3. The Spirit In The Flame
Victoria Kelly provides string arrangements - how did you decide that she was going to be in charge of these?
You hear people talk about these magical accidents - it really was that. I’d just been back in the country for a few weeks to make the record, but there was this hole of who was going to handle the arrangements.
I’d heard people mention her name a few times over the years, so I met up with her in Grey Lynn, and got really drunk, and just had a fantastic conversation. She’s a really extraordinary person.
You’re never sure if ‘fantastic person’ is going to equal fantastic work. But I’ve found it generally does.
I sent her some really terrible recordings of the songs I thought we were going to record, and she just filled them with these beautiful arrangements that really transformed the whole spirit of the record.
And her friendship was really integral to getting through it as well. Stupendous person.
4. One By The Venom
The song is a list of ways to meet your maker, which you started writing on the tube. Can you remember the moment inspiration struck and you decided you wanted to write about death?
I’d had it in my head for a while that I’d like to write a great list song. Then it really was just passing the time noodling around on a train, and then became quite a compulsive thing.
I omitted about fifteen verses from it- those are just the highlights. I liked it being simultaneously rambly and concise. It’s only about two and a half minutes, but it packs a lot of imagery into it.
It’s about fourty seven deaths.
5. A Shot Through The Heart (Then Down In Flames)
‘If this is love then what comes after’ is a pretty devastating lyric. Is it about something specific?
Oh for sure. They’re all a lot more specific than I usually get on this. There’s the least distance… it’s a closer umbilical link, between…
Between reality and art?
Yeah, I guess. I’m not sure why that would be.
6. What Strange Things Lovers Do
This was the first time on the record I noticed some brass creeping in.
That was all very ad hoc. We sort of wrote an arrangement on the fly with Callum Passells (clarinet, saxophone), and Liz Stokes (The Beths) is on there as well, playing a bit of trumpet.
7. Al Pacino/ Rise And Fall
I’d always been told that my first words were ‘Al Pacino’. My dad had a thing about me having quite cool first words, so he used to say ‘Al Pacino’ to me a lot. I’d heard the story a lot anyway, and was never really sure if it was true.
Dad recorded me a bunch when I was a kid. So the beginning of that song is me saying ‘Al Pacino’ as a fairly small child. Apparently I’d been saying it far earlier than that.
8. Hollywood Forever
‘Hollywood Forever’ is the name of the main cemetery in Los Angeles. It has this infinity symbol on the sign.

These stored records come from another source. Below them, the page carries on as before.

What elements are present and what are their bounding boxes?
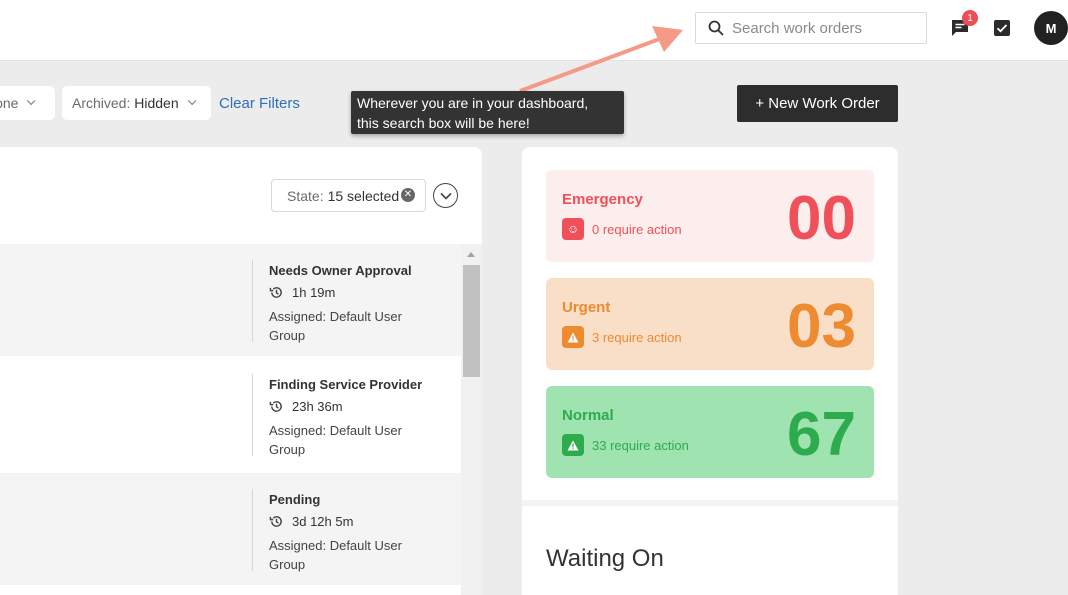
scrollbar[interactable] xyxy=(461,244,482,595)
emergency-count: 00 xyxy=(787,184,856,253)
urgent-action-text: 3 require action xyxy=(592,329,682,345)
waiting-on-title: Waiting On xyxy=(546,545,664,572)
normal-action: 33 require action xyxy=(562,434,689,456)
emergency-action-text: 0 require action xyxy=(592,221,682,237)
work-order-elapsed: 3d 12h 5m xyxy=(269,514,353,529)
history-icon xyxy=(269,401,282,412)
chevron-down-icon xyxy=(439,192,452,200)
work-order-row[interactable]: Needs Owner Approval 1h 19m Assigned: De… xyxy=(0,244,461,356)
tasks-button[interactable] xyxy=(992,18,1012,38)
search-input[interactable] xyxy=(732,19,922,37)
urgent-label: Urgent xyxy=(562,299,611,316)
normal-card[interactable]: Normal 33 require action 67 xyxy=(546,386,874,478)
warning-icon xyxy=(562,326,584,348)
history-icon xyxy=(269,287,282,298)
work-order-status: Finding Service Provider xyxy=(269,377,423,392)
work-order-row[interactable]: Finding Service Provider 23h 36m Assigne… xyxy=(0,358,461,470)
state-filter-label: State: xyxy=(287,187,324,204)
work-order-status: Needs Owner Approval xyxy=(269,263,412,278)
state-filter-value: 15 selected xyxy=(327,187,400,204)
state-filter[interactable]: State: 15 selected ✕ xyxy=(271,179,426,212)
search-icon xyxy=(708,20,724,36)
work-order-status: Pending xyxy=(269,492,321,507)
emergency-label: Emergency xyxy=(562,191,643,208)
emergency-icon: ☺ xyxy=(562,218,584,240)
row-divider xyxy=(252,260,253,342)
work-order-elapsed: 1h 19m xyxy=(269,285,335,300)
scroll-up-arrow-icon[interactable] xyxy=(467,252,475,257)
urgent-card[interactable]: Urgent 3 require action 03 xyxy=(546,278,874,370)
warning-icon xyxy=(562,434,584,456)
panel-divider xyxy=(522,500,898,506)
scrollbar-thumb[interactable] xyxy=(463,265,480,377)
work-order-elapsed: 23h 36m xyxy=(269,399,343,414)
normal-label: Normal xyxy=(562,407,614,424)
work-order-assigned: Assigned: Default User Group xyxy=(269,309,402,343)
urgent-action: 3 require action xyxy=(562,326,682,348)
chevron-down-icon xyxy=(27,96,36,106)
urgent-count: 03 xyxy=(787,292,856,361)
clear-filters-link[interactable]: Clear Filters xyxy=(219,95,300,112)
notification-badge: 1 xyxy=(962,10,978,26)
chevron-down-icon xyxy=(187,96,196,106)
work-order-assigned: Assigned: Default User Group xyxy=(269,538,402,572)
row-divider xyxy=(252,489,253,571)
collapse-button[interactable] xyxy=(433,183,458,208)
archived-filter-value: Hidden xyxy=(134,95,179,111)
new-work-order-button[interactable]: + New Work Order xyxy=(737,85,898,122)
row-divider xyxy=(252,374,253,456)
tooltip-line-1: Wherever you are in your dashboard, xyxy=(357,95,589,111)
normal-action-text: 33 require action xyxy=(592,437,689,453)
emergency-card[interactable]: Emergency ☺ 0 require action 00 xyxy=(546,170,874,262)
archived-filter-label: Archived: xyxy=(72,95,131,111)
work-orders-panel: State: 15 selected ✕ Needs Owner Approva… xyxy=(0,147,482,595)
filter-partial-label: None xyxy=(0,95,19,111)
onboarding-tooltip: Wherever you are in your dashboard, this… xyxy=(351,91,624,134)
archived-filter-dropdown[interactable]: Archived: Hidden xyxy=(62,86,211,120)
top-bar: 1 M xyxy=(0,0,1068,61)
work-order-assigned: Assigned: Default User Group xyxy=(269,423,402,457)
history-icon xyxy=(269,516,282,527)
clear-icon[interactable]: ✕ xyxy=(401,188,415,202)
search-box[interactable] xyxy=(695,12,927,44)
avatar[interactable]: M xyxy=(1034,11,1068,45)
emergency-action: ☺ 0 require action xyxy=(562,218,682,240)
normal-count: 67 xyxy=(787,400,856,469)
filter-dropdown-partial[interactable]: None xyxy=(0,86,55,120)
work-order-row[interactable]: Pending 3d 12h 5m Assigned: Default User… xyxy=(0,473,461,585)
elapsed-time: 23h 36m xyxy=(292,399,343,414)
elapsed-time: 3d 12h 5m xyxy=(292,514,354,529)
elapsed-time: 1h 19m xyxy=(292,285,336,300)
tooltip-line-2: this search box will be here! xyxy=(357,115,530,131)
checkbox-icon xyxy=(994,20,1010,36)
priority-panel: Emergency ☺ 0 require action 00 Urgent 3… xyxy=(522,147,898,595)
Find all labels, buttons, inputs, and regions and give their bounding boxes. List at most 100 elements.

When The Veils were recording Nux Vomica there we used to walk past it. Hollywood 'Forever'. That’s a really long time.
9. One Piece At A Time
Why name the record after this particular song?
It’s quite an empty title, but it just fit. The song just felt like the centre of everything, and I just trusted that feeling.
It’s this weird atheistic gospel song, but it had a nice feel, and just felt like the core that everything else rotated around.
10. Don’t Close Your Eyes
It’s a nice little song, it seemed like a good closer. A gentle little beast.
It does feel like a comforting pat on the back.
It is. It’s good to send everyone off with a pat on the back: ‘you got through it’.